Sunday 23 June 2013

Film Review | Beasts Of The Southern Wild (2012)

Regardless of individual or popular opinion, Beasts Of The Southern Wild has its place in cinematic history set thanks to achieving the youngest nomination for a Best Actress Oscar at the 85th Academy Awards for its nine-year-old star Quvenzhané Wallis. It's a shame then that the performances of Wallis alongside co-star Dwight Henry are the only thing worth recommending in a film seriously lacking in substance or cohesion.

The film is at its strongest when Wallis and Henry share screen time on their own, both giving performances which play off each other pleasingly. Even though Wink (Henry) is regularly quite cruel to his five-year-old daughter Hushpuppy (Wallis), often without any real reason other than to take out his frustrations of their harsh living conditions, by the film's conclusion the pair have managed to craft a touching and unique relationship on screen. Disappointingly, the rest of Beasts Of The Southern Wild's cast of characters is either distractingly irritating or so fleetingly seen as to be severely lacking in depth. Either way you'll find yourself caring very little about anyone other than Hushpuppy and Wink.

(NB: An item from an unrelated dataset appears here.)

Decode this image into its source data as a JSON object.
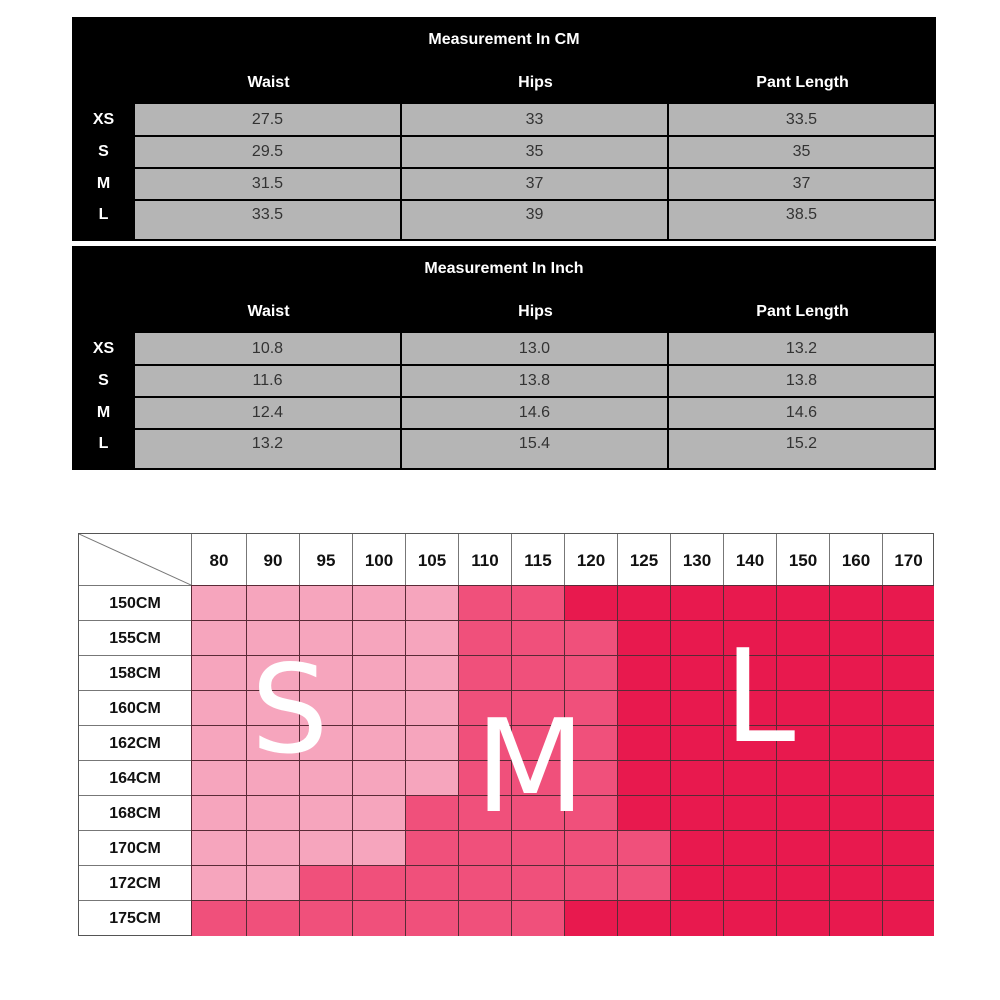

The problems elsewhere are even less easy to forgive. The film takes place in a world seemingly set sometime in the relatively near future, but presented as equal parts stark realism and childlike fantasy. Both views bleed into each other through the viewpoint and narration we are given by Hushpuppy, but largely work to cancel each other out. Director Benh Zeitlin shows a knack for shooting nature at its harshest and most extreme, but the fantastical edge regularly applied to the film severely dulls any moralistic or environmental message he was going for. By the same token, the elements presumably happening in Hushpuppy's imagination lack vibrance and magic when presented through such a starkly grim lens. Elsewhere, Zeitlin's attempts at linking his film into a deeper mythology - such as a floating nightclub called "Elysian Fields" - feel like weak efforts to raise the film to a higher literary level and quickly fall flat.

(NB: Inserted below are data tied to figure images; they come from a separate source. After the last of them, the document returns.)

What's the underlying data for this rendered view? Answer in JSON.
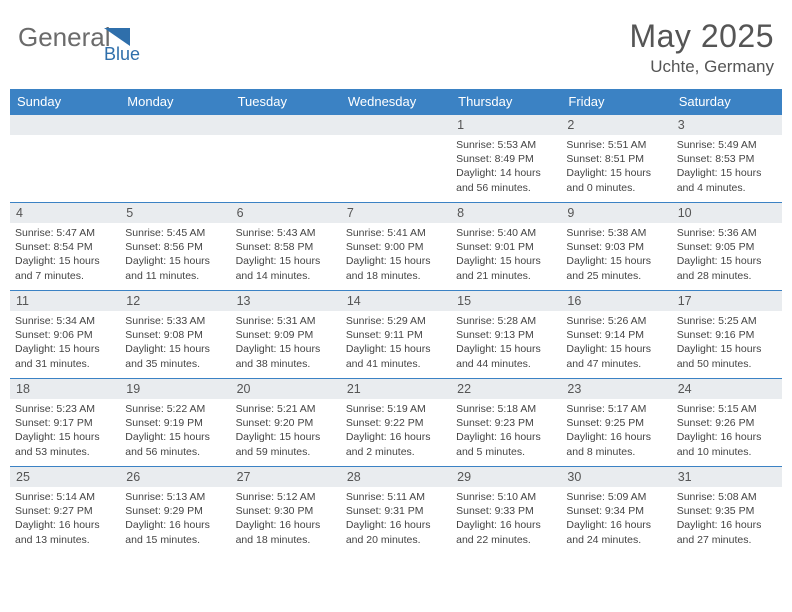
{
  "brand": {
    "word1": "General",
    "word2": "Blue",
    "word1_color": "#6b6b6b",
    "word2_color": "#2f6fab"
  },
  "title": "May 2025",
  "location": "Uchte, Germany",
  "accent_color": "#3b82c4",
  "daynum_bg": "#e9ecef",
  "dayNames": [
    "Sunday",
    "Monday",
    "Tuesday",
    "Wednesday",
    "Thursday",
    "Friday",
    "Saturday"
  ],
  "weeks": [
    [
      {
        "n": "",
        "lines": []
      },
      {
        "n": "",
        "lines": []
      },
      {
        "n": "",
        "lines": []
      },
      {
        "n": "",
        "lines": []
      },
      {
        "n": "1",
        "lines": [
          "Sunrise: 5:53 AM",
          "Sunset: 8:49 PM",
          "Daylight: 14 hours and 56 minutes."
        ]
      },
      {
        "n": "2",
        "lines": [
          "Sunrise: 5:51 AM",
          "Sunset: 8:51 PM",
          "Daylight: 15 hours and 0 minutes."
        ]
      },
      {
        "n": "3",
        "lines": [
          "Sunrise: 5:49 AM",
          "Sunset: 8:53 PM",
          "Daylight: 15 hours and 4 minutes."
        ]
      }
    ],
    [
      {
        "n": "4",
        "lines": [
          "Sunrise: 5:47 AM",
          "Sunset: 8:54 PM",
          "Daylight: 15 hours and 7 minutes."
        ]
      },
      {
        "n": "5",
        "lines": [
          "Sunrise: 5:45 AM",
          "Sunset: 8:56 PM",
          "Daylight: 15 hours and 11 minutes."
        ]
      },
      {
        "n": "6",
        "lines": [
          "Sunrise: 5:43 AM",
          "Sunset: 8:58 PM",
          "Daylight: 15 hours and 14 minutes."
        ]
      },
      {
        "n": "7",
        "lines": [
          "Sunrise: 5:41 AM",
          "Sunset: 9:00 PM",
          "Daylight: 15 hours and 18 minutes."
        ]
      },
      {
        "n": "8",
        "lines": [
          "Sunrise: 5:40 AM",
          "Sunset: 9:01 PM",
          "Daylight: 15 hours and 21 minutes."
        ]
      },
      {
        "n": "9",
        "lines": [
          "Sunrise: 5:38 AM",
          "Sunset: 9:03 PM",
          "Daylight: 15 hours and 25 minutes."
        ]
      },
      {
        "n": "10",
        "lines": [
          "Sunrise: 5:36 AM",
          "Sunset: 9:05 PM",
          "Daylight: 15 hours and 28 minutes."
        ]
      }
    ],
    [
      {
        "n": "11",
        "lines": [
          "Sunrise: 5:34 AM",
          "Sunset: 9:06 PM",
          "Daylight: 15 hours and 31 minutes."
        ]
      },
      {
        "n": "12",
        "lines": [
          "Sunrise: 5:33 AM",
          "Sunset: 9:08 PM",
          "Daylight: 15 hours and 35 minutes."
        ]
      },
      {
        "n": "13",
        "lines": [
          "Sunrise: 5:31 AM",
          "Sunset: 9:09 PM",
          "Daylight: 15 hours and 38 minutes."
        ]
      },
      {
        "n": "14",
        "lines": [
          "Sunrise: 5:29 AM",
          "Sunset: 9:11 PM",
          "Daylight: 15 hours and 41 minutes."
        ]
      },
      {
        "n": "15",
        "lines": [
          "Sunrise: 5:28 AM",
          "Sunset: 9:13 PM",
          "Daylight: 15 hours and 44 minutes."
        ]
      },
      {
        "n": "16",
        "lines": [
          "Sunrise: 5:26 AM",
          "Sunset: 9:14 PM",
          "Daylight: 15 hours and 47 minutes."
        ]
      },
      {
        "n": "17",
        "lines": [
          "Sunrise: 5:25 AM",
          "Sunset: 9:16 PM",
          "Daylight: 15 hours and 50 minutes."
        ]
      }
    ],
    [
      {
        "n": "18",
        "lines": [
          "Sunrise: 5:23 AM",
          "Sunset: 9:17 PM",
          "Daylight: 15 hours and 53 minutes."
        ]
      },
      {
        "n": "19",
        "lines": [
          "Sunrise: 5:22 AM",
          "Sunset: 9:19 PM",
          "Daylight: 15 hours and 56 minutes."
        ]
      },
      {
        "n": "20",
        "lines": [
          "Sunrise: 5:21 AM",
          "Sunset: 9:20 PM",
          "Daylight: 15 hours and 59 minutes."
        ]
      },
      {
        "n": "21",
        "lines": [
          "Sunrise: 5:19 AM",
          "Sunset: 9:22 PM",
          "Daylight: 16 hours and 2 minutes."
        ]
      },
      {
        "n": "22",
        "lines": [
          "Sunrise: 5:18 AM",
          "Sunset: 9:23 PM",
          "Daylight: 16 hours and 5 minutes."
        ]
      },
      {
        "n": "23",
        "lines": [
          "Sunrise: 5:17 AM",
          "Sunset: 9:25 PM",
          "Daylight: 16 hours and 8 minutes."
        ]
      },
      {
        "n": "24",
        "lines": [
          "Sunrise: 5:15 AM",
          "Sunset: 9:26 PM",
          "Daylight: 16 hours and 10 minutes."
        ]
      }
    ],
    [
      {
        "n": "25",
        "lines": [
          "Sunrise: 5:14 AM",
          "Sunset: 9:27 PM",
          "Daylight: 16 hours and 13 minutes."
        ]
      },
      {
        "n": "26",
        "lines": [
          "Sunrise: 5:13 AM",
          "Sunset: 9:29 PM",
          "Daylight: 16 hours and 15 minutes."
        ]
      },
      {
        "n": "27",
        "lines": [
          "Sunrise: 5:12 AM",
          "Sunset: 9:30 PM",
          "Daylight: 16 hours and 18 minutes."
        ]
      },
      {
        "n": "28",
        "lines": [
          "Sunrise: 5:11 AM",
          "Sunset: 9:31 PM",
          "Daylight: 16 hours and 20 minutes."
        ]
      },
      {
        "n": "29",
        "lines": [
          "Sunrise: 5:10 AM",
          "Sunset: 9:33 PM",
          "Daylight: 16 hours and 22 minutes."
        ]
      },
      {
        "n": "30",
        "lines": [
          "Sunrise: 5:09 AM",
          "Sunset: 9:34 PM",
          "Daylight: 16 hours and 24 minutes."
        ]
      },
      {
        "n": "31",
        "lines": [
          "Sunrise: 5:08 AM",
          "Sunset: 9:35 PM",
          "Daylight: 16 hours and 27 minutes."
        ]
      }
    ]
  ]
}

Beasts Of The Southern Wild ultimately manages the feat of coming across as incredibly preachy whilst at the same time saying and being about nothing. Zeitlin's narrative is almost arrogantly haphazard, as if the director feels he is above a cohesive story, and his message feels sanctimonious without having a core set of beliefs to base itself around. Despite a running time of just an hour and a half, this drags. Zeitlin is lucky in that his film at least looks good, and that he has two talented actors in the lead roles. Without these two saving graces, maybe the Academy would have seen through the Emperor's new clothes in which Beasts Of The Southern Wild constantly wraps itself.